National and gender identities are inseparable and interrelated, and the practices used to “naturalize” gender differences and hierarchies in nationalist and statehood projects are of special interest. Gender and nation as social constructions largely result from «oppositions» or «delineations»; they become especially highlighted at the lines of “passage” or crossing the boundaries/borders. The notion of «borderlands,” borders, and boundaries, both geographical and social, is a key one for the conference.

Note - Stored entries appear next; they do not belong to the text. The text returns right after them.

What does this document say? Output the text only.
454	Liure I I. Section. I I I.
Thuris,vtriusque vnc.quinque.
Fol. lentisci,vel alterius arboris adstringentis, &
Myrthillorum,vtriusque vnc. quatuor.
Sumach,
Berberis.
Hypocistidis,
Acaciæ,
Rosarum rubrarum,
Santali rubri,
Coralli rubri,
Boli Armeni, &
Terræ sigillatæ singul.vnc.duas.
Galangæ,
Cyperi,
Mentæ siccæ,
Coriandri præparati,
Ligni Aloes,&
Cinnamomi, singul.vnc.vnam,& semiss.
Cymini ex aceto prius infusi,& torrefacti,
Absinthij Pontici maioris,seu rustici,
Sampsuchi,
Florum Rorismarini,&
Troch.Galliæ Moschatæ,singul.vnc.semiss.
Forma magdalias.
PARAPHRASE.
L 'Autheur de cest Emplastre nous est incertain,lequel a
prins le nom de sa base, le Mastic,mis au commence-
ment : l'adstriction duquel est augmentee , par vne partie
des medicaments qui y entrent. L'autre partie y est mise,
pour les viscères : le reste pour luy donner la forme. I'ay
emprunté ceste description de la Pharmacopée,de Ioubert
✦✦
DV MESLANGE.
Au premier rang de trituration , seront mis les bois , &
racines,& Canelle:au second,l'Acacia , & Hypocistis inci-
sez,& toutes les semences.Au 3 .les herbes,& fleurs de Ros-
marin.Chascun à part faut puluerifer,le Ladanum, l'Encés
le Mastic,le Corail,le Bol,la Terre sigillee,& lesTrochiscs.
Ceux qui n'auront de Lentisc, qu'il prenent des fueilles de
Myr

Conference organizers are hoping for an interdisciplinary academic debate of the interception of gender, empire, nationbuilding, and borders within the following topical areas:
Etching the edges of Europe: borderlands as gendered space;
Empire and gender order;
nation, citizenship, masculinity and femininity;
“national motherhood” and patriotic masculinity;
gendered iconography of the national idea;
women’s bodies and nation’s boundaries;
gendered spaces of national politics;
nationalism, sexuality, militarism;
intellectual women in national movements;
gendering national memories;
national church» and gender order;
empire, nation, reproduction, and welfare;
«as a woman, I have no nation»: feminism vs. nationalism;
nationalism and post-Soviet masculinity;
migration, mixed marriages, trafficking.
Conference languages are the regional lingua franca of Russian and English.
Proposals for individual papers or complete panels can be sent to gender@ehu-international.org Please include your contact information, brief CV and paper description of up to 250 words. The deadline is April 1, 2006; acceptance notification by May 1, 2007.
The Centre for Gender Studies at European Humanities University in Minsk- has concentrated on studying gender issues since 1997, and has offered a master’s degree in gender studies since 2000. After being forced to terminate its operation in Belarus in the summer of 2004, the European Humanities University resumed its programs as a university-in-exile in Lithuania, with the support of American and European foundations and governments, and the European Commission for Democracy and Human Rights. Currently the MA program in Gender Studies remains the only one in NIS offering a graduate degree in Gender.